Дома я сперва принялся торопливо листать толстую «Общую тетрадь», в которую ещё недавно записал многое из того, что относилось к Пушкину, особенно, что связывало его с Кавказом: и с казаками, и с горцами… Мелькнула строка из «Путешествия в Арзрум»: «Недавно поймали мирного черкеса, выстрелившего в солдата. Он оправдывался тем, что ружьё его слишком долго было заряжено»… как, и в самом деле, было не выстрелить, ей!.. «Влияние роскоши может благоприятствовать их укрощению: самовар был бы важным нововведением.»
Недаром, нет, конечно, недаром кунак мой несколько блестящих, несколько самых глубоких, пожалуй, и горьких страниц посвятил в новой повести игре адыгейских детишек «в самовар»: сэмаур. Но вот оно, вот – пушкинское: «Кавказ ожидает христианских миссионеров»… и тут же – моя заметка: «Сам Пушкин – вечный миссионер на Кавказе. На все времена.» Вот оно! Ведь сам писал? Как будто предчувствовал будущие сомнения, которые Палиевский с такой определённостью разрешил одним махом… Что ж теперь? Соотвествуй!
Взялся потом за один том стихов, за другой. Перебрал постепенно все, какие только могли относиться к Кавказу, строчки, но той, которую с печальным вдохновением цитировал Палиевский, нигде не было. Нигде.
Позвонил ему: не могу найти – слаб!
«Это, действительно, не так просто сделать, – заговорил он с весёлым сочувствием. – Обождёте несколько секунд? Слушаете? Запишите-ка: один из вариантов „Кавказа“. „Пушкинское собрание“ сорок девятого года выпуска, том третий, страница…»
Спасибо ему за многолетнее шефство: опять пролил свет!.. И как он вдруг проникновенно сказал: «Тут неуместно слово „когда“, если речь идет о духовном служении…»
Ну, прямо-таки строчка из горского «кодекса чести»… как там – в «адыге хабзе»? «Джигит не спрашивает, сколько врагов, он говорит: где они?!»
Так и тут.
Из кодекса русского писателя на Кавказе?
Составленного Петром Васильевичем на основе творчества не только его любимца, Пушкина, но – Марлинского, Лермонтова, Толстого… И сколько их еще было, беззаветно отчаянных, не оставшихся на громком слуху, но достойно прошедших нелегкий путь в этом краю, который излишне пылкие поначалу декабристы называли потом « теплая Сибирь».
Русский Крест?
Но что же это за силы, которые Кавказ «тяготят»?.. Какими были тогда?

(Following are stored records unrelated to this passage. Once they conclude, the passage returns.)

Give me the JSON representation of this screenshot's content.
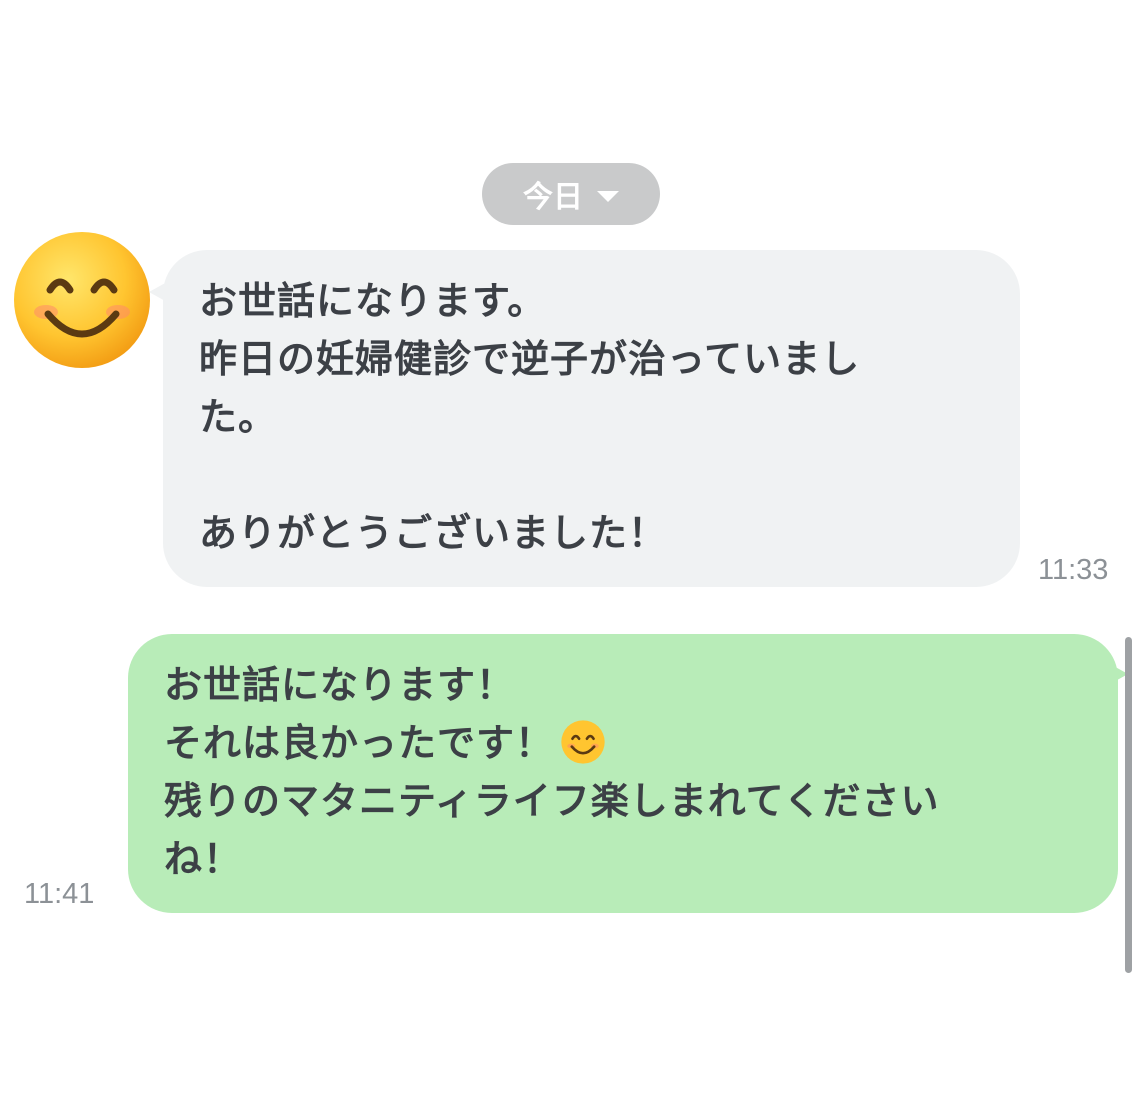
{
  "date_separator": {
    "label": "今日",
    "icon": "chevron-down-icon"
  },
  "incoming": {
    "avatar_icon": "smiling-face-with-smiling-eyes-icon",
    "lines": [
      "お世話になります。",
      "昨日の妊婦健診で逆子が治っていまし",
      "た。",
      "",
      "ありがとうございました！"
    ],
    "time": "11:33",
    "bubble_color": "#f0f2f3"
  },
  "outgoing": {
    "lines": [
      "お世話になります！",
      "それは良かったです！",
      "残りのマタニティライフ楽しまれてください",
      "ね！"
    ],
    "inline_emoji_icon": "smiling-face-with-smiling-eyes-icon",
    "time": "11:41",
    "bubble_color": "#b8ecb8"
  }
}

Как изменились нынче? И разберется ли, наконец, во всем этом Родина? Или же она никак не может дать себе отчета пока даже в том, что за «чуждые силы» вот уже столько-то лет тяготят ее самое, и это, может быть, больнее всего остального ранит где лаской, а где кровавою таской взятый ею некогда под опеку гордый Кавказ?..

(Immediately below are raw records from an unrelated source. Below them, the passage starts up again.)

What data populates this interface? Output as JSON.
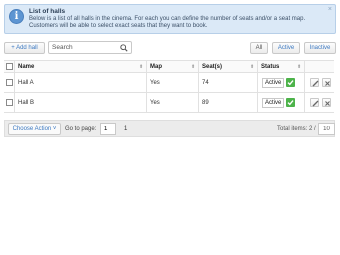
{
  "info": {
    "title": "List of halls",
    "text": "Below is a list of all halls in the cinema. For each you can define the number of seats and/or a seat map. Customers will be able to select exact seats that they want to book.",
    "close": "×"
  },
  "toolbar": {
    "add_label": "+ Add hall",
    "search_placeholder": "Search",
    "filters": [
      "All",
      "Active",
      "Inactive"
    ]
  },
  "table": {
    "columns": [
      "Name",
      "Map",
      "Seat(s)",
      "Status"
    ],
    "rows": [
      {
        "name": "Hall A",
        "map": "Yes",
        "seats": "74",
        "status": "Active"
      },
      {
        "name": "Hall B",
        "map": "Yes",
        "seats": "89",
        "status": "Active"
      }
    ]
  },
  "footer": {
    "choose_action": "Choose Action ˅",
    "goto_label": "Go to page:",
    "page_value": "1",
    "page_link": "1",
    "total_label": "Total items: 2 /",
    "per_page": "10"
  },
  "colors": {
    "info_bg": "#dbe9f7",
    "accent": "#3d7ac2",
    "status_ok": "#4db34a"
  }
}
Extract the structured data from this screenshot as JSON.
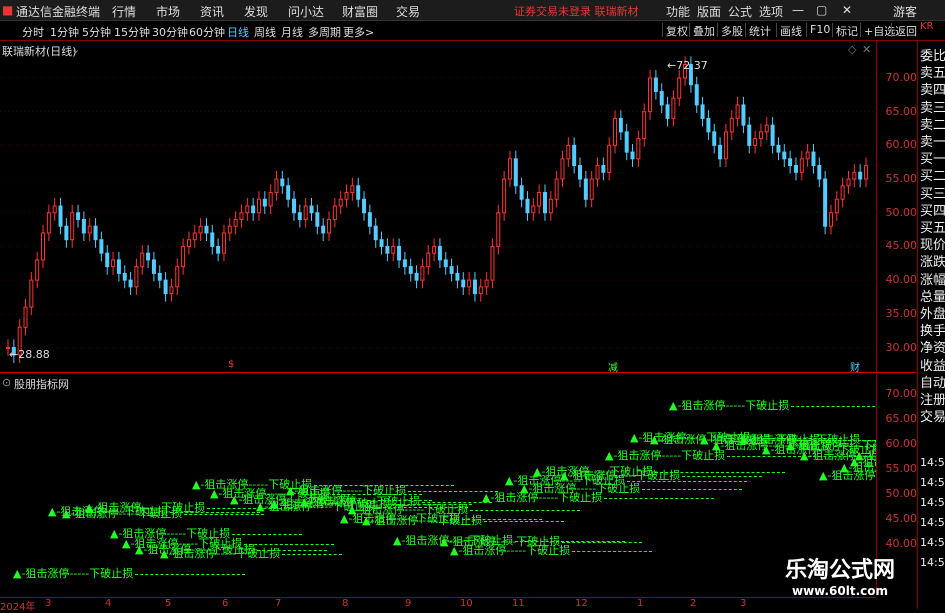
{
  "app": {
    "title": "通达信金融终端",
    "menu": [
      "行情",
      "市场",
      "资讯",
      "发现",
      "问小达",
      "财富圈",
      "交易"
    ],
    "notice": "证券交易未登录  联瑞新材",
    "right_menu": [
      "功能",
      "版面",
      "公式",
      "选项"
    ],
    "guest": "游客"
  },
  "periods": [
    "分时",
    "1分钟",
    "5分钟",
    "15分钟",
    "30分钟",
    "60分钟",
    "日线",
    "周线",
    "月线",
    "多周期",
    "更多>"
  ],
  "active_period": "日线",
  "tools": [
    "复权",
    "叠加",
    "多股",
    "统计",
    "画线",
    "F10",
    "标记",
    "+自选",
    "返回"
  ],
  "main_chart": {
    "title": "联瑞新材(日线)",
    "y_ticks": [
      "70.00",
      "65.00",
      "60.00",
      "55.00",
      "50.00",
      "45.00",
      "40.00",
      "35.00",
      "30.00"
    ],
    "high_label": "72.37",
    "low_label": "28.88",
    "markers": [
      "$",
      "减",
      "财"
    ]
  },
  "indicator": {
    "title": "股朋指标网",
    "y_ticks": [
      "70.00",
      "65.00",
      "60.00",
      "55.00",
      "50.00",
      "45.00",
      "40.00"
    ],
    "signal_text": "▲-狙击涨停-----下破止损",
    "right_times": [
      "14:50",
      "14:50",
      "14:50",
      "14:50",
      "14:50",
      "14:50"
    ]
  },
  "right_panel": [
    "委比",
    "卖五",
    "卖四",
    "卖三",
    "卖二",
    "卖一",
    "买一",
    "买二",
    "买三",
    "买四",
    "买五",
    "现价",
    "涨跌",
    "涨幅",
    "总量",
    "外盘",
    "换手",
    "净资",
    "收益",
    "自动",
    "注册",
    "交易"
  ],
  "right_top": "KR",
  "dates": [
    "2024年",
    "3",
    "4",
    "5",
    "6",
    "7",
    "8",
    "9",
    "10",
    "11",
    "12",
    "1",
    "2",
    "3"
  ],
  "watermark": {
    "line1": "乐淘公式网",
    "line2": "www.60lt.com"
  },
  "chart_data": {
    "type": "candlestick",
    "ylim": [
      28,
      74
    ],
    "close": [
      30,
      28.9,
      33,
      36,
      40,
      43,
      47,
      50,
      51,
      48,
      46,
      50,
      49,
      47,
      48,
      46,
      44,
      42,
      43,
      41,
      40,
      39,
      42,
      44,
      43,
      41,
      40,
      38,
      39,
      42,
      45,
      46,
      47,
      48,
      47,
      45,
      44,
      47,
      48,
      49,
      50,
      51,
      50,
      52,
      51,
      53,
      55,
      54,
      52,
      50,
      49,
      51,
      50,
      48,
      47,
      49,
      51,
      52,
      53,
      54,
      52,
      50,
      48,
      46,
      45,
      44,
      45,
      43,
      42,
      41,
      40,
      42,
      44,
      45,
      43,
      42,
      41,
      40,
      39,
      40,
      38,
      39,
      40,
      45,
      50,
      55,
      58,
      54,
      52,
      50,
      51,
      53,
      50,
      52,
      55,
      58,
      60,
      57,
      55,
      52,
      55,
      57,
      56,
      60,
      64,
      62,
      59,
      58,
      61,
      65,
      70,
      68,
      66,
      64,
      67,
      70,
      72,
      69,
      66,
      64,
      62,
      60,
      58,
      62,
      64,
      66,
      63,
      60,
      61,
      62,
      63,
      60,
      59,
      58,
      57,
      56,
      58,
      59,
      57,
      55,
      48,
      50,
      52,
      54,
      55,
      56,
      55,
      57
    ],
    "series": [
      {
        "name": "",
        "points": [
          [
            13,
            572
          ],
          [
            192,
            480
          ],
          [
            218,
            484
          ],
          [
            286,
            492
          ],
          [
            348,
            508
          ],
          [
            393,
            500
          ],
          [
            482,
            498
          ],
          [
            533,
            474
          ],
          [
            605,
            452
          ],
          [
            669,
            402
          ],
          [
            762,
            448
          ],
          [
            819,
            474
          ]
        ]
      }
    ]
  }
}
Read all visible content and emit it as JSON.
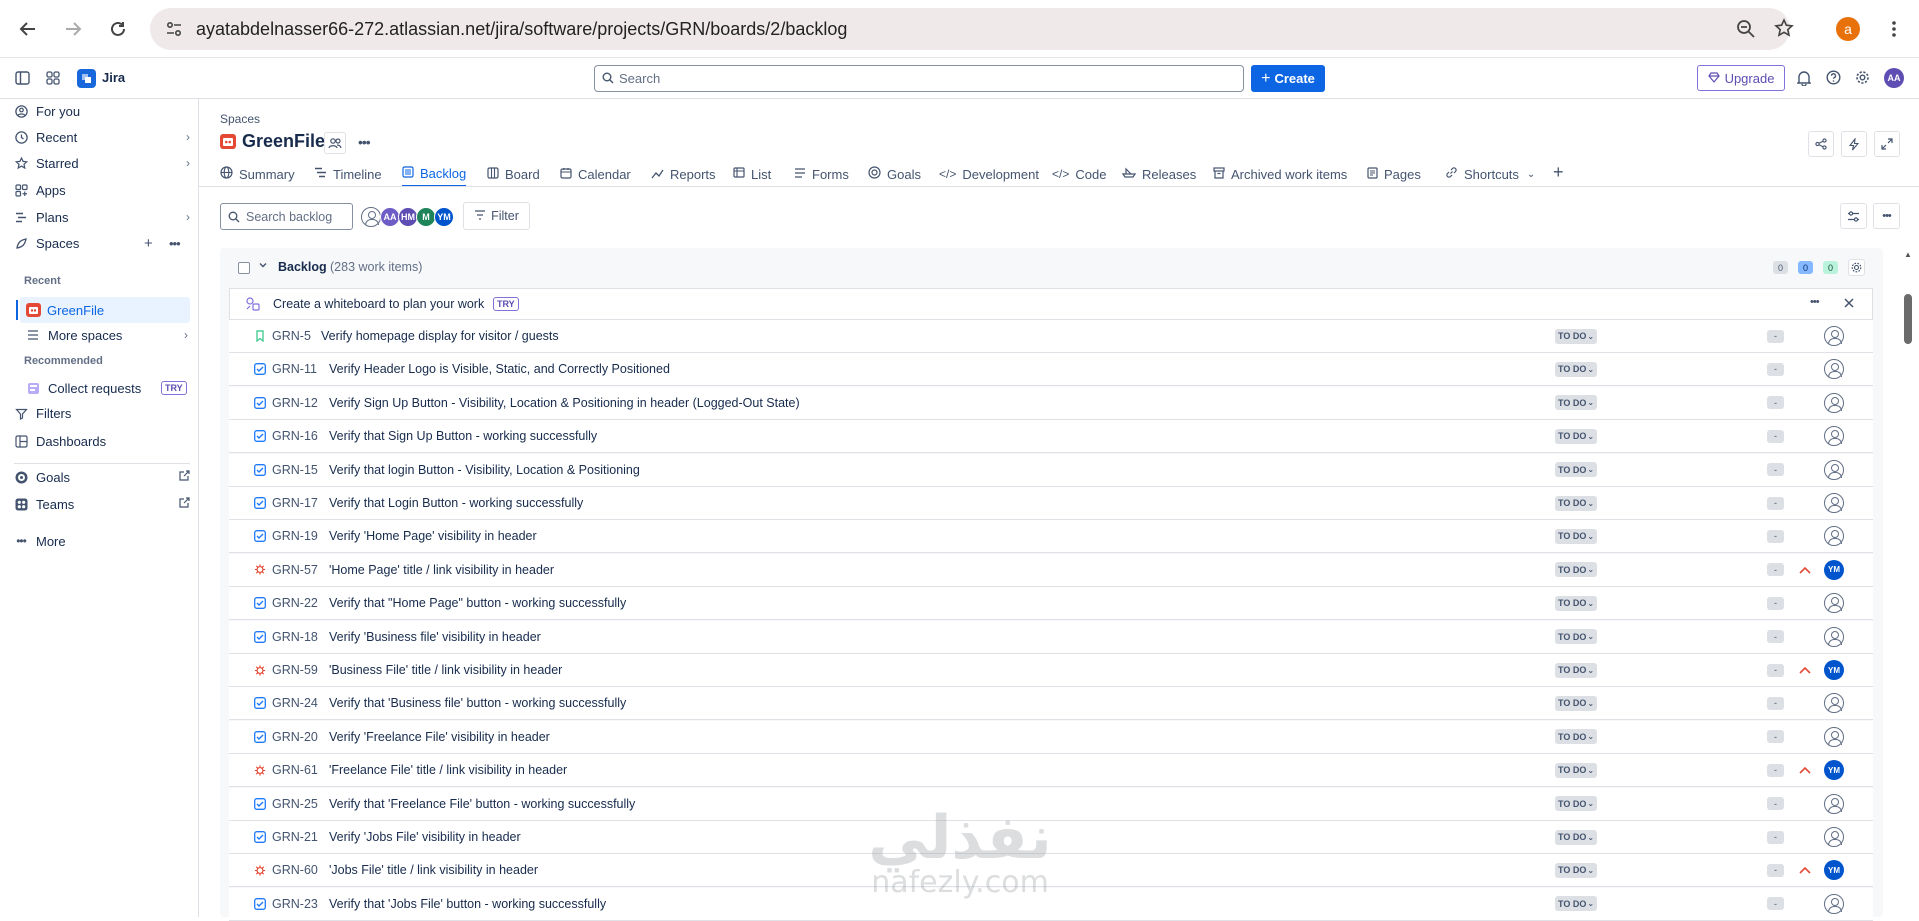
{
  "browser": {
    "url": "ayatabdelnasser66-272.atlassian.net/jira/software/projects/GRN/boards/2/backlog",
    "profile_initial": "a"
  },
  "topnav": {
    "app_name": "Jira",
    "search_placeholder": "Search",
    "create_label": "Create",
    "upgrade_label": "Upgrade",
    "user_initials": "AA"
  },
  "sidebar": {
    "for_you": "For you",
    "recent": "Recent",
    "starred": "Starred",
    "apps": "Apps",
    "plans": "Plans",
    "spaces": "Spaces",
    "recent_header": "Recent",
    "greenfile": "GreenFile",
    "more_spaces": "More spaces",
    "recommended_header": "Recommended",
    "collect_requests": "Collect requests",
    "try_badge": "TRY",
    "filters": "Filters",
    "dashboards": "Dashboards",
    "goals": "Goals",
    "teams": "Teams",
    "more": "More"
  },
  "project": {
    "breadcrumb": "Spaces",
    "name": "GreenFile"
  },
  "tabs": [
    "Summary",
    "Timeline",
    "Backlog",
    "Board",
    "Calendar",
    "Reports",
    "List",
    "Forms",
    "Goals",
    "Development",
    "Code",
    "Releases",
    "Archived work items",
    "Pages",
    "Shortcuts"
  ],
  "toolbar": {
    "search_placeholder": "Search backlog",
    "filter_label": "Filter",
    "avatars": [
      "AA",
      "HM",
      "M",
      "YM"
    ]
  },
  "backlog": {
    "title": "Backlog",
    "count": "(283 work items)",
    "badge_todo": "0",
    "badge_progress": "0",
    "badge_done": "0",
    "whiteboard_text": "Create a whiteboard to plan your work",
    "whiteboard_try": "TRY"
  },
  "items": [
    {
      "type": "story",
      "key": "GRN-5",
      "summary": "Verify homepage display for visitor / guests",
      "status": "TO DO",
      "estimate": "-",
      "assignee": ""
    },
    {
      "type": "task",
      "key": "GRN-11",
      "summary": "Verify Header Logo is Visible, Static, and Correctly Positioned",
      "status": "TO DO",
      "estimate": "-",
      "assignee": ""
    },
    {
      "type": "task",
      "key": "GRN-12",
      "summary": "Verify Sign Up Button - Visibility, Location & Positioning in header (Logged-Out State)",
      "status": "TO DO",
      "estimate": "-",
      "assignee": ""
    },
    {
      "type": "task",
      "key": "GRN-16",
      "summary": "Verify that Sign Up Button - working successfully",
      "status": "TO DO",
      "estimate": "-",
      "assignee": ""
    },
    {
      "type": "task",
      "key": "GRN-15",
      "summary": "Verify that login Button - Visibility, Location & Positioning",
      "status": "TO DO",
      "estimate": "-",
      "assignee": ""
    },
    {
      "type": "task",
      "key": "GRN-17",
      "summary": "Verify that Login Button - working successfully",
      "status": "TO DO",
      "estimate": "-",
      "assignee": ""
    },
    {
      "type": "task",
      "key": "GRN-19",
      "summary": "Verify 'Home Page' visibility in header",
      "status": "TO DO",
      "estimate": "-",
      "assignee": ""
    },
    {
      "type": "bug",
      "key": "GRN-57",
      "summary": "'Home Page' title / link visibility in header",
      "status": "TO DO",
      "estimate": "-",
      "assignee": "YM"
    },
    {
      "type": "task",
      "key": "GRN-22",
      "summary": "Verify that \"Home Page\" button - working successfully",
      "status": "TO DO",
      "estimate": "-",
      "assignee": ""
    },
    {
      "type": "task",
      "key": "GRN-18",
      "summary": "Verify 'Business file' visibility in header",
      "status": "TO DO",
      "estimate": "-",
      "assignee": ""
    },
    {
      "type": "bug",
      "key": "GRN-59",
      "summary": "'Business File' title / link visibility in header",
      "status": "TO DO",
      "estimate": "-",
      "assignee": "YM"
    },
    {
      "type": "task",
      "key": "GRN-24",
      "summary": "Verify that 'Business file' button - working successfully",
      "status": "TO DO",
      "estimate": "-",
      "assignee": ""
    },
    {
      "type": "task",
      "key": "GRN-20",
      "summary": "Verify 'Freelance File' visibility in header",
      "status": "TO DO",
      "estimate": "-",
      "assignee": ""
    },
    {
      "type": "bug",
      "key": "GRN-61",
      "summary": "'Freelance File' title / link visibility in header",
      "status": "TO DO",
      "estimate": "-",
      "assignee": "YM"
    },
    {
      "type": "task",
      "key": "GRN-25",
      "summary": "Verify that 'Freelance File' button - working successfully",
      "status": "TO DO",
      "estimate": "-",
      "assignee": ""
    },
    {
      "type": "task",
      "key": "GRN-21",
      "summary": "Verify 'Jobs File' visibility in header",
      "status": "TO DO",
      "estimate": "-",
      "assignee": ""
    },
    {
      "type": "bug",
      "key": "GRN-60",
      "summary": "'Jobs File' title / link visibility in header",
      "status": "TO DO",
      "estimate": "-",
      "assignee": "YM"
    },
    {
      "type": "task",
      "key": "GRN-23",
      "summary": "Verify that 'Jobs File' button - working successfully",
      "status": "TO DO",
      "estimate": "-",
      "assignee": ""
    }
  ],
  "watermark": {
    "arabic": "نفذلي",
    "latin": "nafezly.com"
  }
}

Выходит, постичь сии тайны и предстоит нам с Юнусом – хорошенькое дельце!
Но обо всём этом я пока не успел с адыгейским кунаком побеседовать: о повести его говорили с ним только по межгороду, говорили, щадя и без того пустые карманы друг дружки, почти стремительно, а увиделись, наконец, только в моём сне… Но этот ночной, из сна, поезд, за которым постепенно истаивал запах горячего хлеба, уже увозил моего друга на восток, к Байкалу – гостевать у Валентина Григорьича.
И увозил обиженный крик.
«Пушкин мо-ой ка-ак?!» – доносилось уже издалека.
Я протягивал вслед большой палец:
«Молодец! – кричал. – Аферэм! Не сомневайся: ты прекрасную штуку написал. Обождёшь маленечко?! Вале кланяйся! Не робей там – он тебе цену знает… эх, сыр надо было, гомыль, гомыль!»
И я проснулся в слезах, счастливых и горьких: Юнус уехал к нашему другу, а я опять нет… Что это значит? Что значит вообще этот сон?
«В течение этих ночных часов Один Господь может покрыть нас Своим крылом…»
И Он собрал под крылом и старых моих друзей, и новых знакомых – тех, кого я люблю и чту, и кто, верю, всегда помнит обо мне.
В одном сердце устроил встречу, которая и может быть – лишь во сне.
И вот ведь какое дело: я горячо пообещал Юнусу помочь… Причем тут, и в самом деле, это прямо-таки неприличное для настоящего джигита, слишком унылое « когда?»